İnsanlar kavramlarla düşünür. Uzmanlar, uzmanlıklarının kavramlarıyla… Benim alanımın temel kavramlarından biri termodinamiktir. Termodinamik, birçok bilim ve mühendislik dalının, özellikle kimyanın ve fiziğin anahtarıdır. Topu topu üç kanunu var. Birincisi enerjinin korunması. Anlaşılması zor değil. Üçüncüsü de kolay. Sıcaklığın sonsuza kadar düşmeyeceğini, mutlak sıfır denilen bir derecenin olduğunu söyler. Sıfırın altında 273,16 derece Santigrad. Öğrencilerin en çok sıkıntı çektikleri ikinci kanundur. Entropi kavramıdır. Entropi düzensizlik demektir, düzensizliğin ölçüsüdür.
Bakınız, o acı depremde binalar çöktü. Termodinamik dilinde bunu, yer sallanınca üstündeki yapının düzensizliği arttı diye açıklarız. Güzelim binanın yıkılmadan önceki hâliyle yıkılmş hâli arasında enerji muhasebesi bakımından bir fark yoktur. Ama yıkılma kendiliğinden olur. Ne kadar sallarsanız sallayın, enkaz kendiliğinden bina haline gelmez.
Ahşap bina yandı. Tahtalar duman oldu, gaz oldu, kül oldu, yanıp çöktü. Hadi şimdi filmi geri sarın. Duman, kül, gaz geri gelsin ve kendiliğinden ev hâlini alsın. Yanmış evle yanmamış ev arasında enerji açısından fark yoktur. Fakat düzensizlik artmıştır. Tabiatın doğma gidişi budur.
Sistemleri kendi başına bırakırsanız düzensizlik sürekli artar. Düzeni korumak için gayret gerekir, enerji sarf etmek gerekir.
Düzen için liyakat gerek
Bakın niyetim bu köşede termodinamik öğretmek değil. Asıl maksadım yönetimle ilgili bir şeyler söylemek. Asıl maksadım siyasetle ilgili. Tekrar edeyim: “Sistemleri kendi başına bırakırsanız düzensizlik sürekli artar. Düzeni korumak için gayret gerekir, enerji sarf etmek gerekir.” Sistemler ve düzen yerine başka kelimeler de koyabilirim. Devlet diyebilirim; kurumlar diyebilirim. Demek ki devlete ve devletin kurumlarına gereken özeni göstermezseniz tabiatın normal gidişi düzensizliğe, dağılmaya doğrudur.

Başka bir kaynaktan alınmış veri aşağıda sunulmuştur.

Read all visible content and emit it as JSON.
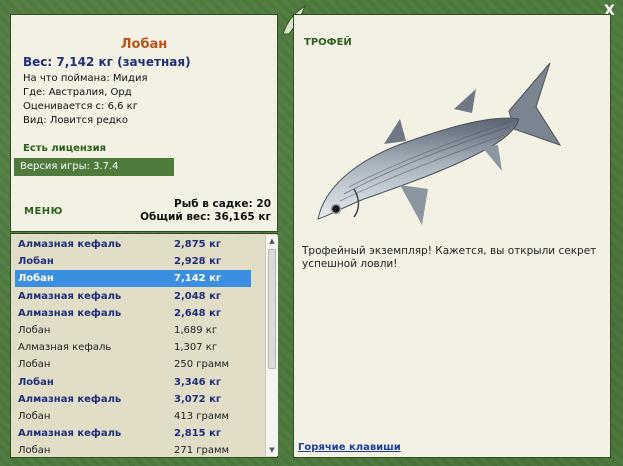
{
  "fish": {
    "name": "Лобан",
    "weight": "Вес: 7,142 кг (зачетная)",
    "bait": "На что поймана: Мидия",
    "location": "Где: Австралия, Орд",
    "value": "Оценивается с: 6,6 кг",
    "rarity": "Вид: Ловится редко"
  },
  "license": "Есть лицензия",
  "version": "Версия игры: 3.7.4",
  "menu_label": "МЕНЮ",
  "stats": {
    "fish_count": "Рыб в садке: 20",
    "total_weight": "Общий вес: 36,165 кг"
  },
  "trophy": {
    "label": "ТРОФЕЙ",
    "message": "Трофейный экземпляр! Кажется, вы открыли секрет успешной ловли!"
  },
  "hotkeys": "Горячие клавиши",
  "close_label": "X",
  "catch_list": [
    {
      "name": "Алмазная кефаль",
      "weight": "2,875 кг",
      "style": "hl"
    },
    {
      "name": "Лобан",
      "weight": "2,928 кг",
      "style": "hl"
    },
    {
      "name": "Лобан",
      "weight": "7,142 кг",
      "style": "sel"
    },
    {
      "name": "Алмазная кефаль",
      "weight": "2,048 кг",
      "style": "hl"
    },
    {
      "name": "Алмазная кефаль",
      "weight": "2,648 кг",
      "style": "hl"
    },
    {
      "name": "Лобан",
      "weight": "1,689 кг",
      "style": "norm"
    },
    {
      "name": "Алмазная кефаль",
      "weight": "1,307 кг",
      "style": "norm"
    },
    {
      "name": "Лобан",
      "weight": "250 грамм",
      "style": "norm"
    },
    {
      "name": "Лобан",
      "weight": "3,346 кг",
      "style": "hl"
    },
    {
      "name": "Алмазная кефаль",
      "weight": "3,072 кг",
      "style": "hl"
    },
    {
      "name": "Лобан",
      "weight": "413 грамм",
      "style": "norm"
    },
    {
      "name": "Алмазная кефаль",
      "weight": "2,815 кг",
      "style": "hl"
    },
    {
      "name": "Лобан",
      "weight": "271 грамм",
      "style": "norm"
    }
  ],
  "colors": {
    "frame": "#4e7a3c",
    "panel": "#f3f1e3",
    "list_bg": "#e1ddc7",
    "highlight_text": "#1f2f7a",
    "selected_bg": "#3a8fe0",
    "title": "#b5531c",
    "label_green": "#2d5f1e"
  }
}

Yönetim hayatımdan bir hatıra… Arkadaşlarımla birlikte pek güzel bir kurum inşa etmiştik. Tıkır tıkır işliyordu. Niçin tıkır tıkır işliyordu? Çünkü herkes yaptığı işin önemine inanmıştı. Ortaya koydukları eserle, verdikleri hizmetle öğünüyorlardı. Liyakat mutlaktı. Kurumun her mensubu, işinin uzmanıydı. Kurumdan ve yaptığı işten gurur duyuyordu. Akşam eve gittiğinde de bu haz ve başarı hissini yanında götürüyordu.

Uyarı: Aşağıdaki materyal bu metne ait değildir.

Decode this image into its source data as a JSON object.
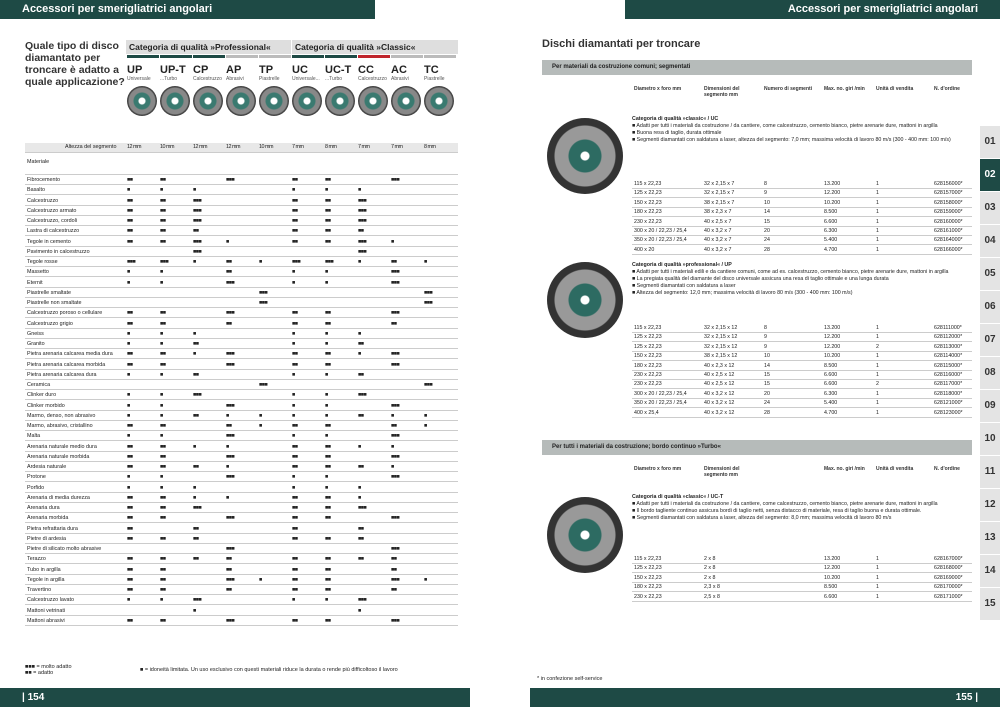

Derken, liyakati sıfır bir kişi kuruma torpille tayin edildi. Yöneticilere danışılmadan, onlar atlanarak. Sonra kurumun gün be gün çöküşünü izledik. Artık kimseye buranın kuralları vardır, bu kurum hepimizindir, kutlu bir iş yapıyoruz falan diyemez olduk. O torpilli tayin bir ahlaksızlık abidesi gibi ortada dikiliyordu. Allah’tan o şahıs iki hafta içinde kendi isteğiyle ayrıldı. Yaptığı tahribat, sebep olduğu düzensizlik gayretle, enerji sarfıyla izale edildi. Moraller ancak aylar sonra eski seviyesine geldi.
Yıkmaya bir ırgat yeter
Kimyadan edebiyata atlayayım. Şu entropi nutkundan sonra Mehmet Akif’i hatırlamamak mümkün mü:
“Yıkmak insanlara yapmak gibi kıymet mi verir?
Onu en çolpa herifler de, emîn ol, becerir.
Sade sen gösteriver ‘işte budur kubbe!’ diye;
İki ırgadla iner şimdi Süleymaniyye.
Ama gel kaldıralım dendi mi, heyhat, o zaman,
Bir Süleyman daha lâzım yeniden, bir de Sinan.”
(Safahat- Asım, Türkiye Diyanet Vakfı Yayınları 2008, sayfa 356).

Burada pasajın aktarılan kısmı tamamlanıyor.